Le parecía muy conveniente que lo hiciera, pues él se cuidaba muy poco de su propia seguridad cuando su mente estaba absorbida en un problema, así que más de una vez mi revólver había sido un buen amigo en la necesidad. Se lo recordé así.
–Sí, sí, yo soy un poco distraído en esos asuntos. Pero ¿lleva el revólver encima?
Lo saqué de mi bolsillo lateral, un arma pequeña, corta, cómoda, pero muy útil. El soltó el cierre, sacó los cartuchos y lo examinó con cuidado.
–Es pesado, notablemente pesado –dijo.
–Sí, es una pieza bastante sólida.
Caviló sobre ella unos momentos.
–Sabe, Watson –dijo–, creo que su revólver va a tener una relación muy estrecha con el misterio que estamos investigando.
–Mi querido Holmes, está bromeando.
–No, Watson, hablo en serio. Tenemos una prueba por delante. Si las prueba sale bien, todo estará claro, y la prueba dependerá de la conducta de esta pequeña arma. Un cartucho fuera. Ahora volveremos a poner los otros cinco y echaremos el seguro. ¡Así!
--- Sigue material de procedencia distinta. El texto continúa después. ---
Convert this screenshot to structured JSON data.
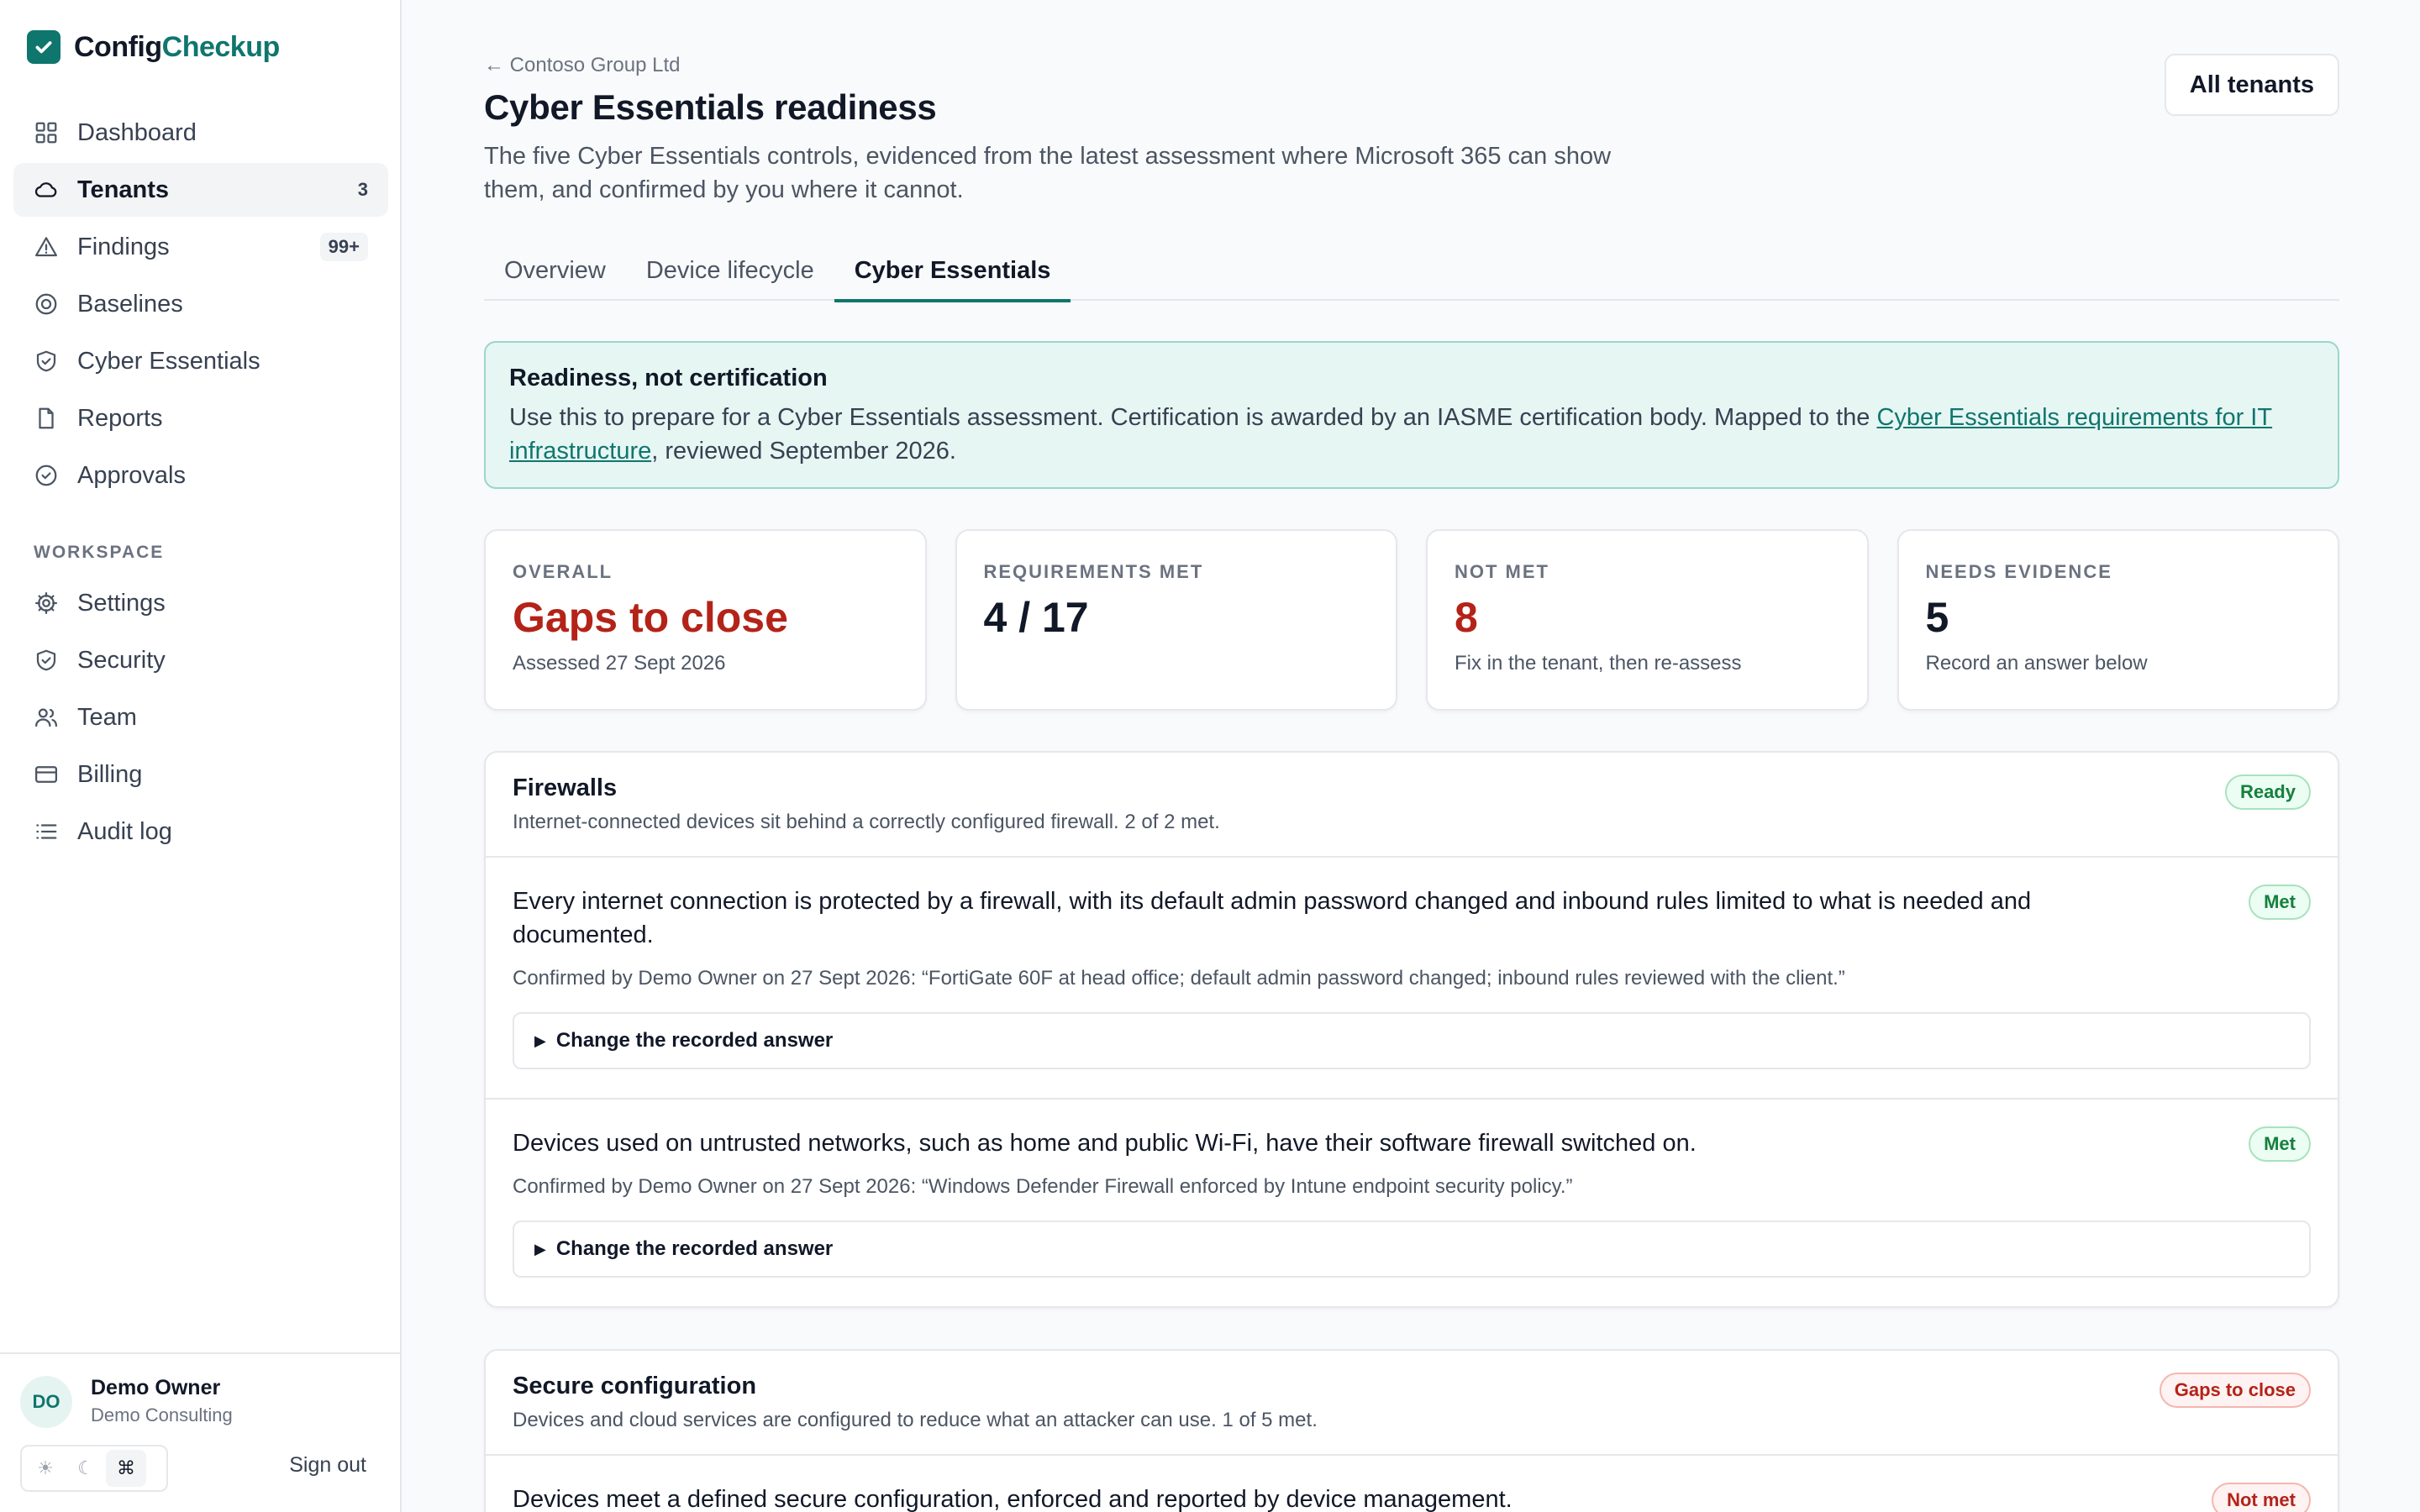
{
  "brand": {
    "part1": "Config",
    "part2": "Checkup"
  },
  "nav": {
    "items": [
      {
        "label": "Dashboard",
        "icon": "grid-icon"
      },
      {
        "label": "Tenants",
        "icon": "cloud-icon",
        "count": "3"
      },
      {
        "label": "Findings",
        "icon": "alert-triangle-icon",
        "count": "99+"
      },
      {
        "label": "Baselines",
        "icon": "target-icon"
      },
      {
        "label": "Cyber Essentials",
        "icon": "shield-check-icon"
      },
      {
        "label": "Reports",
        "icon": "file-icon"
      },
      {
        "label": "Approvals",
        "icon": "check-circle-icon"
      }
    ],
    "section_label": "WORKSPACE",
    "workspace": [
      {
        "label": "Settings",
        "icon": "gear-icon"
      },
      {
        "label": "Security",
        "icon": "shield-check-icon"
      },
      {
        "label": "Team",
        "icon": "users-icon"
      },
      {
        "label": "Billing",
        "icon": "credit-card-icon"
      },
      {
        "label": "Audit log",
        "icon": "list-icon"
      }
    ]
  },
  "user": {
    "initials": "DO",
    "name": "Demo Owner",
    "org": "Demo Consulting",
    "sign_out": "Sign out"
  },
  "theme": {
    "light": "☀",
    "dark": "☾",
    "system": "⌘"
  },
  "header": {
    "breadcrumb": "← Contoso Group Ltd",
    "title": "Cyber Essentials readiness",
    "description": "The five Cyber Essentials controls, evidenced from the latest assessment where Microsoft 365 can show them, and confirmed by you where it cannot.",
    "all_tenants": "All tenants"
  },
  "tabs": [
    "Overview",
    "Device lifecycle",
    "Cyber Essentials"
  ],
  "notice": {
    "title": "Readiness, not certification",
    "text_before": "Use this to prepare for a Cyber Essentials assessment. Certification is awarded by an IASME certification body. Mapped to the ",
    "link": "Cyber Essentials requirements for IT infrastructure",
    "text_after": ", reviewed September 2026."
  },
  "stats": [
    {
      "label": "OVERALL",
      "value": "Gaps to close",
      "sub": "Assessed 27 Sept 2026"
    },
    {
      "label": "REQUIREMENTS MET",
      "value": "4 / 17",
      "sub": ""
    },
    {
      "label": "NOT MET",
      "value": "8",
      "sub": "Fix in the tenant, then re-assess"
    },
    {
      "label": "NEEDS EVIDENCE",
      "value": "5",
      "sub": "Record an answer below"
    }
  ],
  "sections": [
    {
      "title": "Firewalls",
      "desc": "Internet-connected devices sit behind a correctly configured firewall. 2 of 2 met.",
      "badge": "Ready",
      "requirements": [
        {
          "text": "Every internet connection is protected by a firewall, with its default admin password changed and inbound rules limited to what is needed and documented.",
          "badge": "Met",
          "confirm": "Confirmed by Demo Owner on 27 Sept 2026: “FortiGate 60F at head office; default admin password changed; inbound rules reviewed with the client.”",
          "details": "Change the recorded answer"
        },
        {
          "text": "Devices used on untrusted networks, such as home and public Wi-Fi, have their software firewall switched on.",
          "badge": "Met",
          "confirm": "Confirmed by Demo Owner on 27 Sept 2026: “Windows Defender Firewall enforced by Intune endpoint security policy.”",
          "details": "Change the recorded answer"
        }
      ]
    },
    {
      "title": "Secure configuration",
      "desc": "Devices and cloud services are configured to reduce what an attacker can use. 1 of 5 met.",
      "badge": "Gaps to close",
      "requirements": [
        {
          "text": "Devices meet a defined secure configuration, enforced and reported by device management.",
          "badge": "Not met"
        }
      ]
    }
  ],
  "colors": {
    "accent": "#0f766e",
    "danger": "#b42318",
    "success": "#15803d"
  }
}
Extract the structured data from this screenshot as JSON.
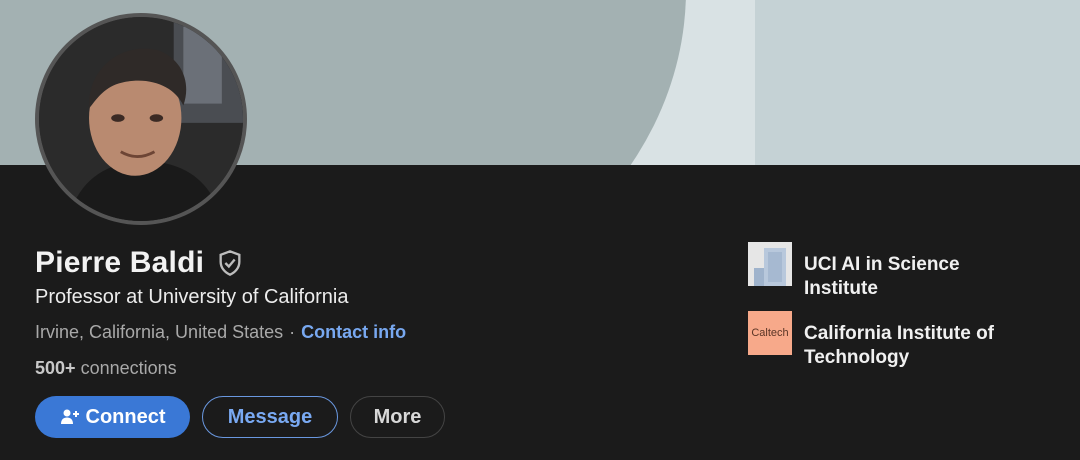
{
  "profile": {
    "name": "Pierre Baldi",
    "headline": "Professor at University of California",
    "location": "Irvine, California, United States",
    "separator": "·",
    "contact_info": "Contact info",
    "connections_count": "500+",
    "connections_label": "connections"
  },
  "actions": {
    "connect": "Connect",
    "message": "Message",
    "more": "More"
  },
  "organizations": [
    {
      "name": "UCI AI in Science Institute",
      "logo": ""
    },
    {
      "name": "California Institute of Technology",
      "logo": "Caltech"
    }
  ],
  "colors": {
    "primary": "#3a78d6",
    "link": "#78a8f0",
    "background": "#1b1b1b",
    "banner": "#c5d2d5"
  },
  "icons": {
    "verified": "shield-check-icon",
    "connect": "add-user-icon"
  }
}
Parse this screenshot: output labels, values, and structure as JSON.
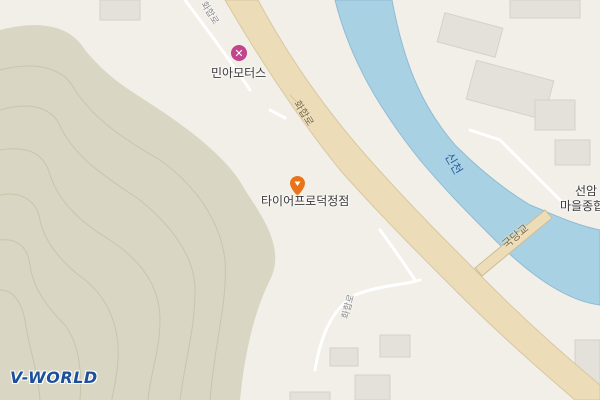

Eso aumenta el peso y lo convierte en una reproducción mejor.
No tenía yo idea de lo que había en su mente ni él me iluminó, sino que siguió perdido en sus pensamientos hasta que paramos en la pequeña estación de Hampshire. Obtuvimos un destartalado cochecillo, y en un cuarto de hora estábamos en casa de nuestro amigo confidencial, el sargento.
–¿Una pista, señor Holmes? ¿Cuál es?
–Todo depende del funcionamiento del revólver del doctor Watson –dijo mi amigo–. Aquí está. Bueno, sargento, ¿puede darme diez yardas de cuerda?
La tienda del pueblo nos proporcionó un ovillo de fuerte guita.
–Creo que esto es lo único que necesitamos –dijo Holmes–. Ahora, si les parece bien, emprenderemos lo que espero que sea la última etapa de nuestro viaje.
El sol se ponía, convirtiendo el ondulado páramo de Hampshire en un prodigioso panorama otoñal. El sargento, con miradas críticas e incrédulas, que evidenciaban sus profundas dudas sobre la cordura de mi acompañante, iba remoloneando a nuestro lado.